The aim of this work is to find similar images, mostly similar jean, tshirt, tv or sofa image from our dataset. We leveraged MongoDB Atlas VectorSearch feature to create the image search similarity system to retrieve the information. The dataset images have been converted into embeddings and hosted on a MongoDB Atlas cluster. For retrieval, the querying image will be first converted into embeddings then via MongoDB Atlas VectorSearch function, retrieve the top k images, where k=5 in our case. Cosine similarity is used for distance calculation. Enbeddings are generated via Vision Transformer (ViT) pretrained model.
The dataset used in this work has been downloaded from kaggle and is large of 796 images, divided into 4 classes: Jean, Tshirt, TV and Sofa.
- Transformers
- OS
- Pillow
- Requests
- Glob
- Matplotlib
- Numpy
- Dotenv
- PyMongo
- Load all images from your dataset and create their embeddings via a pretrained vision transformer model.

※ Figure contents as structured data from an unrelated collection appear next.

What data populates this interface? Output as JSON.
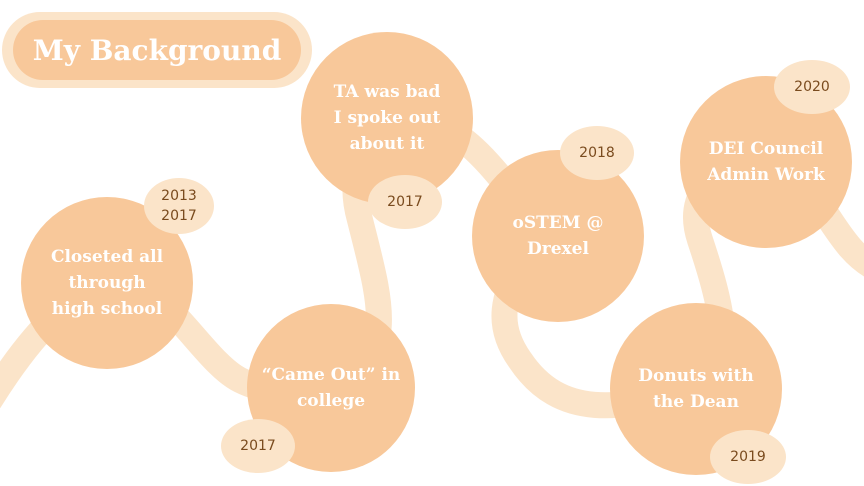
{
  "title": "My Background",
  "colors": {
    "circle": "#f8c89a",
    "badge": "#fbe4c9",
    "path": "#fbe4c9",
    "label_text": "#ffffff",
    "year_text": "#7a4b1e"
  },
  "milestones": [
    {
      "label": "Closeted all\nthrough\nhigh school",
      "year": "2013\n2017"
    },
    {
      "label": "“Came Out” in\ncollege",
      "year": "2017"
    },
    {
      "label": "TA was bad\nI spoke out\nabout it",
      "year": "2017"
    },
    {
      "label": "oSTEM @\nDrexel",
      "year": "2018"
    },
    {
      "label": "Donuts with\nthe Dean",
      "year": "2019"
    },
    {
      "label": "DEI Council\nAdmin Work",
      "year": "2020"
    }
  ]
}
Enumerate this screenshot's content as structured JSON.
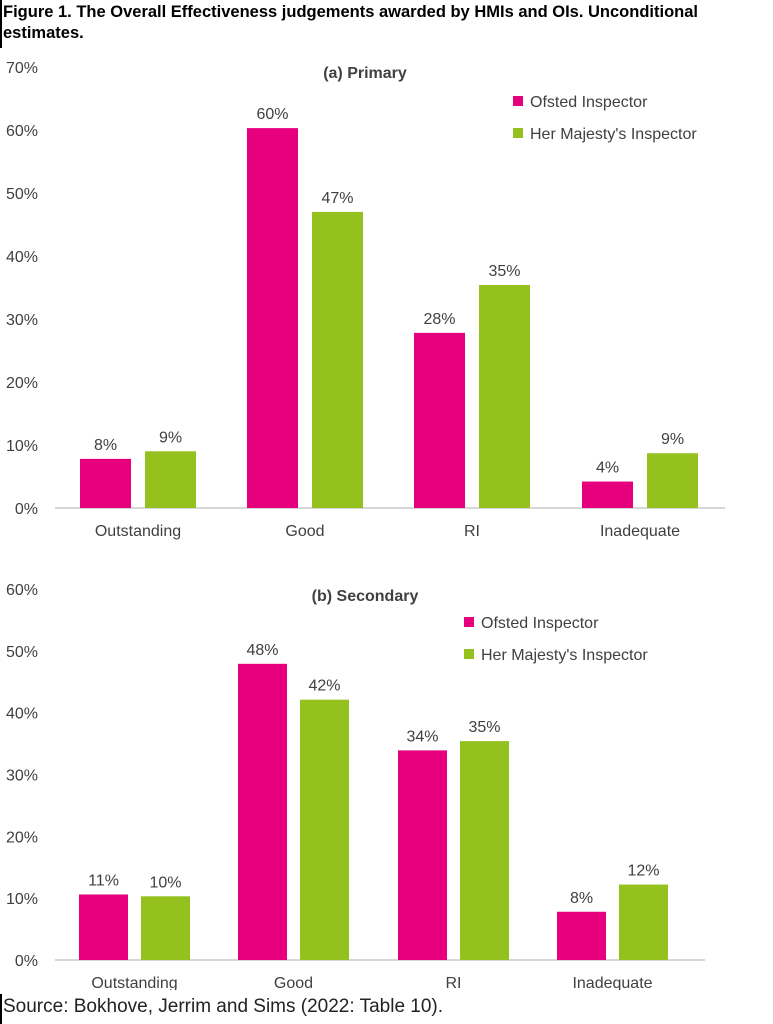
{
  "figure_title": "Figure 1. The Overall Effectiveness judgements awarded by HMIs and OIs. Unconditional estimates.",
  "source": "Source: Bokhove, Jerrim and Sims (2022: Table 10).",
  "colors": {
    "ofsted": "#e6007e",
    "hmi": "#95c11f",
    "axis": "#bfbfbf",
    "text": "#404040"
  },
  "chart_data": [
    {
      "type": "bar",
      "title": "(a) Primary",
      "categories": [
        "Outstanding",
        "Good",
        "RI",
        "Inadequate"
      ],
      "series": [
        {
          "name": "Ofsted Inspector",
          "values": [
            7.8,
            60.3,
            27.8,
            4.2
          ],
          "labels": [
            "8%",
            "60%",
            "28%",
            "4%"
          ]
        },
        {
          "name": "Her Majesty's Inspector",
          "values": [
            9.0,
            47.0,
            35.4,
            8.7
          ],
          "labels": [
            "9%",
            "47%",
            "35%",
            "9%"
          ]
        }
      ],
      "ylim": [
        0,
        70
      ],
      "yticks": [
        0,
        10,
        20,
        30,
        40,
        50,
        60,
        70
      ],
      "ytick_labels": [
        "0%",
        "10%",
        "20%",
        "30%",
        "40%",
        "50%",
        "60%",
        "70%"
      ],
      "xlabel": "",
      "ylabel": "",
      "grid": false,
      "legend": "top-right"
    },
    {
      "type": "bar",
      "title": "(b) Secondary",
      "categories": [
        "Outstanding",
        "Good",
        "RI",
        "Inadequate"
      ],
      "series": [
        {
          "name": "Ofsted Inspector",
          "values": [
            10.6,
            47.9,
            33.9,
            7.8
          ],
          "labels": [
            "11%",
            "48%",
            "34%",
            "8%"
          ]
        },
        {
          "name": "Her Majesty's Inspector",
          "values": [
            10.3,
            42.1,
            35.4,
            12.2
          ],
          "labels": [
            "10%",
            "42%",
            "35%",
            "12%"
          ]
        }
      ],
      "ylim": [
        0,
        60
      ],
      "yticks": [
        0,
        10,
        20,
        30,
        40,
        50,
        60
      ],
      "ytick_labels": [
        "0%",
        "10%",
        "20%",
        "30%",
        "40%",
        "50%",
        "60%"
      ],
      "xlabel": "",
      "ylabel": "",
      "grid": false,
      "legend": "top-right"
    }
  ]
}
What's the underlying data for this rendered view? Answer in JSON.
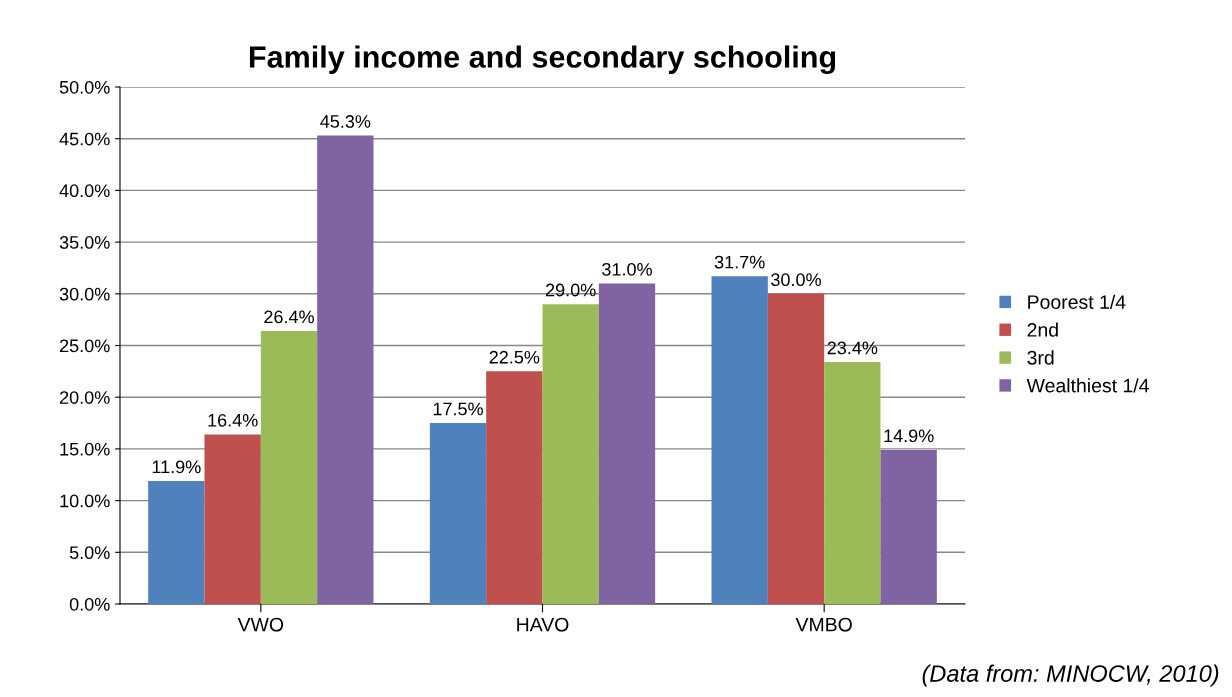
{
  "chart_data": {
    "type": "bar",
    "title": "Family income and secondary schooling",
    "categories": [
      "VWO",
      "HAVO",
      "VMBO"
    ],
    "series": [
      {
        "name": "Poorest 1/4",
        "color": "#4f81bd",
        "values": [
          11.9,
          17.5,
          31.7
        ],
        "value_labels": [
          "11.9%",
          "17.5%",
          "31.7%"
        ]
      },
      {
        "name": "2nd",
        "color": "#c0504d",
        "values": [
          16.4,
          22.5,
          30.0
        ],
        "value_labels": [
          "16.4%",
          "22.5%",
          "30.0%"
        ]
      },
      {
        "name": "3rd",
        "color": "#9bbb59",
        "values": [
          26.4,
          29.0,
          23.4
        ],
        "value_labels": [
          "26.4%",
          "29.0%",
          "23.4%"
        ]
      },
      {
        "name": "Wealthiest 1/4",
        "color": "#8064a2",
        "values": [
          45.3,
          31.0,
          14.9
        ],
        "value_labels": [
          "45.3%",
          "31.0%",
          "14.9%"
        ]
      }
    ],
    "ylim": [
      0,
      50
    ],
    "yticks": [
      {
        "value": 0,
        "label": "0.0%"
      },
      {
        "value": 5,
        "label": "5.0%"
      },
      {
        "value": 10,
        "label": "10.0%"
      },
      {
        "value": 15,
        "label": "15.0%"
      },
      {
        "value": 20,
        "label": "20.0%"
      },
      {
        "value": 25,
        "label": "25.0%"
      },
      {
        "value": 30,
        "label": "30.0%"
      },
      {
        "value": 35,
        "label": "35.0%"
      },
      {
        "value": 40,
        "label": "40.0%"
      },
      {
        "value": 45,
        "label": "45.0%"
      },
      {
        "value": 50,
        "label": "50.0%"
      }
    ],
    "grid": "y",
    "legend": "right",
    "annotations": [
      "(Data from: MINOCW, 2010)"
    ]
  }
}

- Pair image_filename and corresponding embeddings into a dictionary and store in MongoDB Atlas database.
- Create search index in MongoDB Atlas (see below image) to be later used for the image retrieval.
- Load and create embeddings for the querying image then retrieve similar images
Below we have a set of retrieval results. Based in below tests, we can observe that the system combines both the object shape and color to retrieve the perfect match. It finds the exact match of the querying image.
- You need to create a .env file containing your MongoDB Atlas DB account credentials, also called connection string used to connect to your cluster.
- Adjust the paths in the code based on your local directory.